Sunday, May 09, 2010, is Mother's Day. Everywhere in the world a mother is giving birth right now, some by choice, some by virtue of being kept as chattel. In Africa there's a good chance the mother is infected with HIV/AIDS. It's not here fault, because it's her husband that most likely infected her. And, she's told by her religious leaders that condoms are worst than disease itself.In Niger, a mother has an average of 8 children, and in much in the poorest countries women spend most of their lives being pregnant and/or caring for little children. In parts of Alabama and Mississippi infant mortality is higher than in Iran. More than one million little children go to bed hungry every night in the US.
Celebrating motherhood has to be more than the activities of one day in the year. We all had mothers, so it would be nice if we could make their lives better. Take a look at the UN Millennium Development Goals and you'll see that every step we take to fulfilling those goals is a meaningful improvement in the lives of mothers--poverty & hunger, education, gender equality, combat HIV/AIDS, maternal health, etc.
Honoring motherhood begins with treating women better.
The following is from my last year's post, but I think it's worth repeating:

Motherhood cannot be separated from the condition of women in the world today.
UK's The Independent has a great article about that condition. The British government in cooperation with human rights groups have found some very disturbing facts:
- Two-thirds of the world's 800 million illiterate adults are women as girls are not seen as worth the investment, or are busy collecting water or firewood or doing other domestic chores.
- Two million girls aged from five to 15 join the commercial sex market every year.
- Domestic violence kills and injures more people in the developing world than war, cancer or traffic accidents.
- Seventy per cent of the world's poorest people are women.
- Violence against women causes more deaths and disabilities among women aged 15 to 44 than cancer, malaria, traffic accidents or war.
- Women produce half the world's food, but own less than two per cent of the land.

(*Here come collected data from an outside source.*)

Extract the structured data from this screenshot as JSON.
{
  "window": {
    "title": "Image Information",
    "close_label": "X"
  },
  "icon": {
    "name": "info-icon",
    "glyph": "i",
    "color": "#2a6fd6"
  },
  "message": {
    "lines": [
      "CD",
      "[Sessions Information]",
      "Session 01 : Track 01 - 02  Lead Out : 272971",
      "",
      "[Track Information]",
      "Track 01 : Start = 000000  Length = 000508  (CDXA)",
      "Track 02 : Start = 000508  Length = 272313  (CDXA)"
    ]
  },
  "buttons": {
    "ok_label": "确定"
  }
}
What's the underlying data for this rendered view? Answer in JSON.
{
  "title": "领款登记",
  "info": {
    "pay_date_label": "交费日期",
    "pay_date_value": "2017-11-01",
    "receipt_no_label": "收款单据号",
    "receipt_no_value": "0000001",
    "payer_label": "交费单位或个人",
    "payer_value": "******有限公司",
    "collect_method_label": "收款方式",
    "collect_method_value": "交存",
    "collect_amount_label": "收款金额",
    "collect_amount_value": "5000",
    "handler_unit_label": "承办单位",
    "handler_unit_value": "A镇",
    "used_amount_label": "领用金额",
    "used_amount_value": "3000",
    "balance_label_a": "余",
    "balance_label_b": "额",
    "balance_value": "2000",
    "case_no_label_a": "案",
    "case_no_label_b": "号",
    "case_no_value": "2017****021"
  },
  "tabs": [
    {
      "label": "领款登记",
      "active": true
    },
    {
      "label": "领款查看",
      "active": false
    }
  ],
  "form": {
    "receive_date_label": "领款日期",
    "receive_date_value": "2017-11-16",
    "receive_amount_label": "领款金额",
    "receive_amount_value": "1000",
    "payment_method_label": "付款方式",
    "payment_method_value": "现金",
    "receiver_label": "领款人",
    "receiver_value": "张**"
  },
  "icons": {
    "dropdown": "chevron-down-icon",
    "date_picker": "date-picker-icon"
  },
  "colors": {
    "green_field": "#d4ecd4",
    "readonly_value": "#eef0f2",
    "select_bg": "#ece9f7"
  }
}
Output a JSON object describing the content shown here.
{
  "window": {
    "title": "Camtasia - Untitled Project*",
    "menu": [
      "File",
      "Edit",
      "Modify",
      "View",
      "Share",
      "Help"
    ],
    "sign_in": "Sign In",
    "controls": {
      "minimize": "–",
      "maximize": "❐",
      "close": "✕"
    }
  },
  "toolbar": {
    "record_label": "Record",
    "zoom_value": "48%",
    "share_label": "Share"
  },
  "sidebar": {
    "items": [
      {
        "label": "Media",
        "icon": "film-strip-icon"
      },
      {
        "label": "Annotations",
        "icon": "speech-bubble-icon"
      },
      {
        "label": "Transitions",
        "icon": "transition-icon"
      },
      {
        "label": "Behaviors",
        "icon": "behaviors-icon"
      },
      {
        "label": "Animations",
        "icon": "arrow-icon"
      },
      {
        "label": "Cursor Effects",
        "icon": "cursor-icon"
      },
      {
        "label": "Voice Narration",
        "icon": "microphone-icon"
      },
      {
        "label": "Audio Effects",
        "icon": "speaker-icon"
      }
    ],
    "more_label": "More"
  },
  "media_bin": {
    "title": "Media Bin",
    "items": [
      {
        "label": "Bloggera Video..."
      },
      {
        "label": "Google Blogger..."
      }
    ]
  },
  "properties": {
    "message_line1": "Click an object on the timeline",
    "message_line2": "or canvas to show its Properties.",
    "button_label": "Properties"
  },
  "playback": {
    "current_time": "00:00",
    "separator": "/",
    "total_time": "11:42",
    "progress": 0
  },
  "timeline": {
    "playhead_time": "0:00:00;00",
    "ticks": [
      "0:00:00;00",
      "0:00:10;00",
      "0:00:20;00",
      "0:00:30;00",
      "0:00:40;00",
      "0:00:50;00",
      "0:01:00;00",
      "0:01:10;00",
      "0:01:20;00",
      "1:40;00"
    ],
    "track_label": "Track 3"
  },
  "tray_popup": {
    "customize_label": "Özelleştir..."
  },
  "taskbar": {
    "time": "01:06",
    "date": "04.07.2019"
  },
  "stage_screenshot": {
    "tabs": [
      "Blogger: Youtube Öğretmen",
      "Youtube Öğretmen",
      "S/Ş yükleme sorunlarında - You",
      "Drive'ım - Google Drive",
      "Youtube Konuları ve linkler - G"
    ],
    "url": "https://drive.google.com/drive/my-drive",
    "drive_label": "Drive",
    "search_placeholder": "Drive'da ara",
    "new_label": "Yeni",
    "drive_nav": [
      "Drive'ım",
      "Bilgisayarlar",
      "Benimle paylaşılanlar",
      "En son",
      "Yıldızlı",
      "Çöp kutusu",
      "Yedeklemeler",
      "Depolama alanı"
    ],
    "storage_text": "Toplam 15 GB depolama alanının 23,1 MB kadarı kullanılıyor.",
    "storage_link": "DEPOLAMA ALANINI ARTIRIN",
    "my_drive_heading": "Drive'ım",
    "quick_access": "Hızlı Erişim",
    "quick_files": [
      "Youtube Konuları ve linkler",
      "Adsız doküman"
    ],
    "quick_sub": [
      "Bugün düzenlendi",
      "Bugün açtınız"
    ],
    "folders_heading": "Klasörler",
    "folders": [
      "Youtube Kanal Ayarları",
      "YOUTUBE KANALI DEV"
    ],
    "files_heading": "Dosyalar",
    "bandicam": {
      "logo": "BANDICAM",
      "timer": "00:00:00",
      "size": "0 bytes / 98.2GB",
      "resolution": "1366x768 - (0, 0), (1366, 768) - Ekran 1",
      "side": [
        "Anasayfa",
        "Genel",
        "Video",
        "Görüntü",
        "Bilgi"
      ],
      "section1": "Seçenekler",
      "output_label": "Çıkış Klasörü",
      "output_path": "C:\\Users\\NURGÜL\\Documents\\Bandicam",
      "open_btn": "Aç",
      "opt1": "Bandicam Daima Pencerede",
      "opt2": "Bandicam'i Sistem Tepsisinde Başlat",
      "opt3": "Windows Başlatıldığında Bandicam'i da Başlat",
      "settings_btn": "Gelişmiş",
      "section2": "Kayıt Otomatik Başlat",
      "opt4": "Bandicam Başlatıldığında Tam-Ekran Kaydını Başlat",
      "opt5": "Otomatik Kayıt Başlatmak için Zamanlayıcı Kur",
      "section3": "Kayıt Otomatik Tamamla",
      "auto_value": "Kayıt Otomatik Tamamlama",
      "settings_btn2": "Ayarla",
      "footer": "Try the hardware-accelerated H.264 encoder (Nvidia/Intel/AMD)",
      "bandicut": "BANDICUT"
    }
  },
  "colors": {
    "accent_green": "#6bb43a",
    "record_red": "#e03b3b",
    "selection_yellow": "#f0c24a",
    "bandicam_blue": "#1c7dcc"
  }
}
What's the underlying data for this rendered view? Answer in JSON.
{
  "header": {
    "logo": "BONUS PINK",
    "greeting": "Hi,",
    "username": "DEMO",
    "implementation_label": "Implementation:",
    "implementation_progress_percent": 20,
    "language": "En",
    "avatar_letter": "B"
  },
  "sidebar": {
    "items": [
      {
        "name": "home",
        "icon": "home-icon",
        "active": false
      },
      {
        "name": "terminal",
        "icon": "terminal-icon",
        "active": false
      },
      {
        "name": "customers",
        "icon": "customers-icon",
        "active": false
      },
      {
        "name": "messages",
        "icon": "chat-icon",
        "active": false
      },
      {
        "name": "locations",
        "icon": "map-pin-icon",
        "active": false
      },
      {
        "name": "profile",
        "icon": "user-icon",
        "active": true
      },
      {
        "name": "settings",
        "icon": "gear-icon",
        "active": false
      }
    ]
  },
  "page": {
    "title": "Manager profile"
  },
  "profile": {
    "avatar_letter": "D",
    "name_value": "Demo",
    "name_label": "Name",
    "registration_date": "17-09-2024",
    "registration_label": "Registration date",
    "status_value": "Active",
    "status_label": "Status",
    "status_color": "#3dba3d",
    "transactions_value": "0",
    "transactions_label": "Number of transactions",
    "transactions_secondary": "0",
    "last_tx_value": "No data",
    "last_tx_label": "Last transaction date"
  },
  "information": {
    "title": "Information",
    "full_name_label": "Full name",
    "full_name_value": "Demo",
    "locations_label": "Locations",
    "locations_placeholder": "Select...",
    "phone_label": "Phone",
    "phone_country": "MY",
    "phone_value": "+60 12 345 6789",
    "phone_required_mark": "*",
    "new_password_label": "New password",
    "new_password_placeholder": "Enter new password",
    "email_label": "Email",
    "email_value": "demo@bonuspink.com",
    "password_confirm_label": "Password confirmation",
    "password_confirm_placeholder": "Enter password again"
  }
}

- Of the more than one billion people living in extreme poverty, 70 per cent are women.
- Almost a third of the world's women are homeless or live in inadequate housing.
- Half of all murdered women are killed by their current or former husbands or partners.
- Every minute a woman dies as a result of pregnancy complications.
- Women work two-thirds of the world's working hours, yet earn only a tenth of its income.
- One woman in three will be raped, beaten, coerced into sex or otherwise abused in her lifetime.
- 43 million girls are not able to go to school.
- In 2007, one million HIV-positive women died of AIDS-related illnesses because they could not get the drugs they needed.
- Human Rights Watch, in reports on 15 countries including Afghanistan, Brazil, Morocco, Papua New Guinea, Togo and South Africa, has identified violence against schoolgirls, child domestic workers and those in conflict with the law as on the rise.
- Women across the developing world are the victims of systematic abuse.